Review: House of Dosas in Hicksville

The Thali meal comes with spicy pickle, yogurt, carrot, dal, spinach curry, rasam, cauliflower, sambar, sweet potatoes and lemon rice at House of Dosas in Hicksville. Credit: Jeenah Moon
As plant-based diets become increasingly popular, vegetarian and vegan diners crave venues where meat-free selections are not exercises in compromise and privation. House of Dosas: That’s your cue! Completely vegetarian (and predominantly vegan) this eatery helped to jump-start Hicksville’s South Asian dining scene when it opened in 1997.
House of Dosas
Range of entrees: $9.95 to $14.95
Handicapped accessibility: No stairs
Attributes: Good for vegetarians, Family-friendly
Reservations: Suggested
416 S. Broadway, Hicksville
House of Dosas doesn’t have to "do anything" to the Southern Indian cuisine it serves — the Hindu-majority population of that region largely eschews meat. "Even without it," noted co-owner Selvi Jeyasri, "there is so much variety in our cooking." Get a delicious overview in the ever-changing daily "thali," which comprises vegetarian curries, chutneys and pickles served on a platter with rice and bread.
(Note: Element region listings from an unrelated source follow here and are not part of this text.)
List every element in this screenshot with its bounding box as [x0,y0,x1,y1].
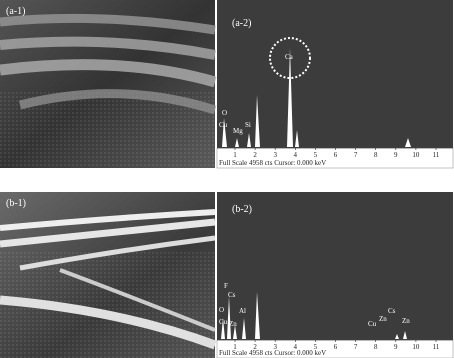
x-tick-label: 5 [314,343,318,351]
x-tick-label: 9 [394,151,398,159]
peak-label: O [219,306,224,314]
peak-label: Si [245,121,251,129]
peak-label: Al [239,307,246,315]
panel-label: (b-1) [6,198,26,209]
peak-label: O [222,109,227,117]
peak-label: Ca [285,53,294,61]
peak-label: Cs [388,307,396,315]
x-tick-label: 11 [433,343,440,351]
x-tick-label: 8 [374,343,378,351]
x-tick-label: 1 [233,151,237,159]
peak-label: Cs [228,291,236,299]
x-tick-label: 7 [354,343,358,351]
x-tick-label: 10 [412,151,420,159]
x-tick-label: 5 [314,151,318,159]
panel-label: (b-2) [232,204,252,215]
x-tick-label: 4 [294,151,298,159]
panel-label: (a-1) [6,6,25,17]
peak-label: Cu [368,320,377,328]
x-tick-label: 6 [334,343,338,351]
x-tick-label: 7 [354,151,358,159]
peak-label: Zn [229,320,237,328]
spectrum-a2: (a-2) O Cu Mg Si Ca 1 2 3 4 5 6 7 8 9 10 11 Full S… [216,0,454,169]
x-tick-label: 2 [253,151,257,159]
x-tick-label: 3 [273,343,277,351]
footer: Full Scale 4958 cts Cursor: 0.000 keV [219,349,326,357]
x-tick-label: 4 [294,343,298,351]
footer: Full Scale 4958 cts Cursor: 0.000 keV [219,159,326,167]
photo-a1: (a-1) [0,0,217,168]
x-tick-label: 8 [374,151,378,159]
panel-label: (a-2) [232,18,251,29]
peak-label: Mg [233,127,243,135]
peak-label: Cu [219,318,228,326]
x-tick-label: 10 [412,343,420,351]
peak-label: Cu [219,121,228,129]
x-tick-label: 2 [253,343,257,351]
x-tick-label: 11 [433,151,440,159]
photo-b1: (b-1) [0,192,217,358]
x-tick-label: 6 [334,151,338,159]
peak-label: Zn [402,317,410,325]
x-tick-label: 3 [273,151,277,159]
x-tick-label: 1 [233,343,237,351]
x-tick-label: 9 [394,343,398,351]
peak-label: Zn [379,315,387,323]
spectrum-b2: (b-2) F Cs O Al Cu Zn Cu Zn Cs Zn 1 2 3 4 5 6… [216,192,454,358]
peak-label: F [224,282,228,290]
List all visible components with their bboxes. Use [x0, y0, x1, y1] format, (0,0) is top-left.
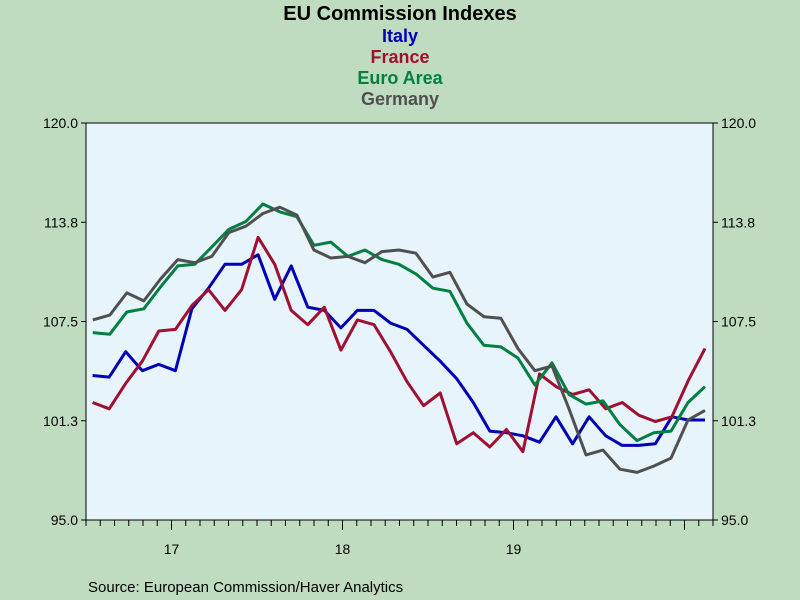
y-axis-left: 95.0 101.3 107.5 113.8 120.0: [43, 115, 86, 528]
series-line-italy: [92, 253, 705, 447]
series-line-france: [92, 235, 707, 454]
plot-area: [85, 122, 714, 521]
y-axis-right: 95.0 101.3 107.5 113.8 120.0: [713, 115, 756, 528]
y-tick-label-right: 113.8: [721, 214, 755, 230]
y-tick-label-right: 101.3: [721, 413, 756, 429]
y-tick-label-left: 113.8: [44, 214, 78, 230]
y-tick-label-left: 101.3: [43, 413, 78, 429]
y-tick-label-left: 120.0: [43, 115, 78, 131]
x-tick-label: 19: [506, 541, 522, 557]
legend-item-euro-area: Euro Area: [357, 68, 443, 88]
y-tick-label-right: 95.0: [721, 512, 748, 528]
legend-item-italy: Italy: [382, 26, 418, 46]
y-tick-label-left: 95.0: [51, 512, 78, 528]
series-lines: [92, 202, 707, 474]
series-line-euro-area: [92, 202, 707, 443]
x-axis: 17 18 19: [85, 520, 714, 557]
y-tick-label-left: 107.5: [43, 314, 78, 330]
x-tick-label: 18: [335, 541, 351, 557]
chart-title: EU Commission Indexes: [283, 3, 516, 25]
x-tick-label: 17: [164, 541, 180, 557]
source-note: Source: European Commission/Haver Analyt…: [88, 579, 403, 596]
y-tick-label-right: 120.0: [721, 115, 756, 131]
legend-item-germany: Germany: [361, 89, 439, 109]
series-line-germany: [92, 205, 706, 474]
y-tick-label-right: 107.5: [721, 314, 756, 330]
legend-item-france: France: [370, 47, 429, 67]
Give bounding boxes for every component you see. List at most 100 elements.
Malgudi Rava Masala, a semolina crepe made with spices, chutney, ghee, onions, chillies and cheese, at House of Dosas. Credit: Jeenah Moon
There is tremendous diversity, too, in the restaurant’s eponymous dish: the menu lists more than 30 of them. The dosa is a huge, griddled crepe — crisp on one side, porous on the other — made from a fermented batter of rice and lentils. A cheat sheet: Paper dosas are superthin and even bigger than the regular ones. Any dosa described as "masala" is folded around a heap of silken potatoes mashed with onions and spices. Rava dosas are made with a wheat-rice batter that is not spread evenly onto the griddle but drizzled on, Jackson Pollock-style. Whereas dosas can approach the diameter of a manhole cover, uthappams more closely approximate the size of a dinner plate and, while they are crispy on the bottom, the tops are tender and spongy, the better to embed flavors into.

Notable dishes
Thali lunch, onion-chili rava masala dosa, mixed vegetable uthappam, lemon rice, bisibila bath
Tip:
Got a bitter tooth? The "healthy salad" features karela, the distinctive warty-skinned gourd that may be the bitterest food on earth.
Rice is the dominant grain in South India and two remarkable examples here are lemon rice, a refined golden bowlful of citrus-perfumed basmati, and bisibila bath, a soupy-savory-spicy mixture of short-grain rice and lentils and vegetables. Another palate-opener, the super-bitter "healthy salad" karela (bitter gourd) with onions, tomato and lime. Chase any spicy dish with a refreshing-sweet mango lassi.